Cientistas continuam a procurar formas de vivermos mais tempo e, ao mesmo tempo, com melhor saúde. Um achado recente e relevante nesta área surgiu a partir de experiências com levedura de fissão, um organismo frequentemente usado em estudos sobre envelhecimento.
Rapalink-1 e o que já se sabia sobre a rapamicina
Uma equipa de investigadores da Queen Mary University of London está a testar um novo fármaco chamado Rapalink-1, desenvolvido com base num imunossupressor já conhecido, a rapamicina, que se demonstrou capaz de prolongar a vida de células e de roedores. Nos novos ensaios, o Rapalink-1 aumentou a longevidade das leveduras numa magnitude semelhante à observada com a rapamicina.
Agmatina, agmatinases e o elo com o microbioma
Para além do efeito na longevidade, a análise molecular indicou que o fármaco estimulou a produção de enzimas que transformam um composto produzido por bactérias intestinais, a agmatina, numa variedade de outras substâncias químicas.
Trabalhos anteriores já sugeriam que a agmatina pode prolongar a vida do organismo hospedeiro dos microrganismos. Agora, os testes mostram que a conversão deste composto também influencia, de forma indireta, genes associados ao envelhecimento - o que ajuda a explicar por que motivo o Rapalink-1 funcionou.
Embora a base científica seja bastante técnica, a implicação principal é clara: estes resultados dão aos cientistas uma indicação mais precisa de como é possível levar células de levedura a viver mais tempo, através de um mecanismo que poderá ser aplicável a células humanas.
"Ao demonstrarmos que as agmatinases são essenciais para um envelhecimento saudável, descobrimos uma nova camada de controlo metabólico sobre o TOR - uma camada que poderá estar conservada nos humanos", afirma o biólogo celular Charalampos Rallis.
"Como a agmatina é produzida pela dieta e pelos microrganismos intestinais, este trabalho pode ajudar a explicar como a nutrição e o microbioma influenciam o envelhecimento."
TOR, TORC1 e o que isto sugere sobre envelhecimento e cancro
Tanto o Rapalink-1 como a rapamicina atuam através de uma via biológica conhecida como Target of Rapamycin, ou TOR. Esta via é há muito reconhecida pelas suas ligações ao envelhecimento celular e à doença, relações primeiro estabelecidas em leveduras, nemátodes, moscas e ratos. Também existe uma via semelhante em humanos.
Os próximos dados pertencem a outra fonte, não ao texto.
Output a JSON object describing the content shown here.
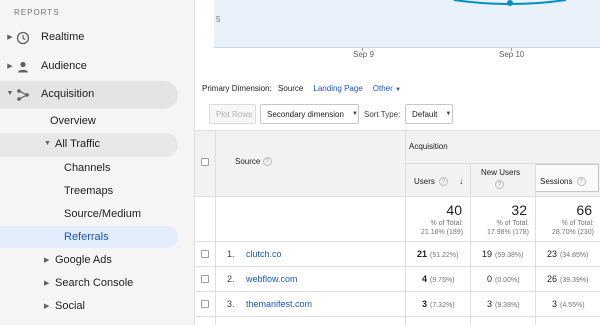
{
  "sidebar": {
    "header": "REPORTS",
    "realtime": "Realtime",
    "audience": "Audience",
    "acquisition": "Acquisition",
    "overview": "Overview",
    "all_traffic": "All Traffic",
    "channels": "Channels",
    "treemaps": "Treemaps",
    "source_medium": "Source/Medium",
    "referrals": "Referrals",
    "google_ads": "Google Ads",
    "search_console": "Search Console",
    "social": "Social"
  },
  "chart": {
    "y_tick": "5",
    "x_ticks": [
      "Sep 9",
      "Sep 10"
    ],
    "accent": "#058dc7"
  },
  "dimension": {
    "label": "Primary Dimension:",
    "current": "Source",
    "landing_page": "Landing Page",
    "other": "Other"
  },
  "controls": {
    "plot_rows": "Plot Rows",
    "secondary_dimension": "Secondary dimension",
    "sort_type_label": "Sort Type:",
    "sort_default": "Default"
  },
  "table": {
    "group_header": "Acquisition",
    "col_source": "Source",
    "col_users": "Users",
    "col_new_users": "New Users",
    "col_sessions": "Sessions",
    "totals": {
      "users": "40",
      "users_pct_line1": "% of Total:",
      "users_pct_line2": "21.16% (189)",
      "new_users": "32",
      "new_users_pct_line1": "% of Total:",
      "new_users_pct_line2": "17.98% (178)",
      "sessions": "66",
      "sessions_pct_line1": "% of Total:",
      "sessions_pct_line2": "28.70% (230)"
    },
    "rows": [
      {
        "num": "1.",
        "source": "clutch.co",
        "users": "21",
        "users_pct": "(51.22%)",
        "new_users": "19",
        "new_users_pct": "(59.38%)",
        "sessions": "23",
        "sessions_pct": "(34.85%)"
      },
      {
        "num": "2.",
        "source": "webflow.com",
        "users": "4",
        "users_pct": "(9.76%)",
        "new_users": "0",
        "new_users_pct": "(0.00%)",
        "sessions": "26",
        "sessions_pct": "(39.39%)"
      },
      {
        "num": "3.",
        "source": "themanifest.com",
        "users": "3",
        "users_pct": "(7.32%)",
        "new_users": "3",
        "new_users_pct": "(9.38%)",
        "sessions": "3",
        "sessions_pct": "(4.55%)"
      }
    ]
  },
  "colors": {
    "link": "#1a56c9",
    "selected_bg": "#e3ecfb",
    "chart_fill": "#e9f1fb"
  }
}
Outro resultado importante do novo estudo foi a identificação de que o Rapalink-1 atua através do TORC1, a componente da via TOR responsável pelo crescimento celular. O Rapalink-1 trava o TORC1, o que faz com que as células cresçam mais devagar, mas sobrevivam por mais tempo.
"Compreender como a atividade do TORC1 é ajustada pode ser benéfico tanto no envelhecimento normal como também em estados patológicos, bem como no cancro, onde o TOR desempenha papéis importantes", escrevem os investigadores no artigo.
Prudência com suplementos de agmatina
Apesar de estes dados não significarem que um comprimido milagroso de longevidade vá chegar ao mercado num futuro próximo, as descobertas ajudam-nos a perceber melhor o envelhecimento como um processo extremamente complexo, no qual o corpo se vai degradando e perdendo capacidade ao longo dos anos.
Esse desgaste progressivo aumenta o risco de inúmeras doenças, de Alzheimer a artrite, e, no futuro, fármacos como o Rapalink-1 poderão ajudar a atrasar algumas dessas condições. O Rapalink-1 já está a ser testado como abordagem para combater tumores cancerígenos e para melhorar os resultados de transplantes.
Ainda assim, os investigadores sublinham que esta investigação está numa fase inicial e que os suplementos de agmatina - vendidos como promotores de saúde com base em estudos anteriores - devem continuar a ser encarados com cautela.
"Devemos ser cautelosos ao consumir agmatina para fins de crescimento ou longevidade", diz Rallis. "Os nossos dados indicam que a suplementação de agmatina pode ser benéfica para o crescimento apenas quando determinadas vias metabólicas relacionadas com a degradação da arginina estão intactas."
"Além disso, a agmatina nem sempre promove efeitos benéficos, uma vez que pode contribuir para determinadas patologias."
A investigação foi publicada na Communications Biology.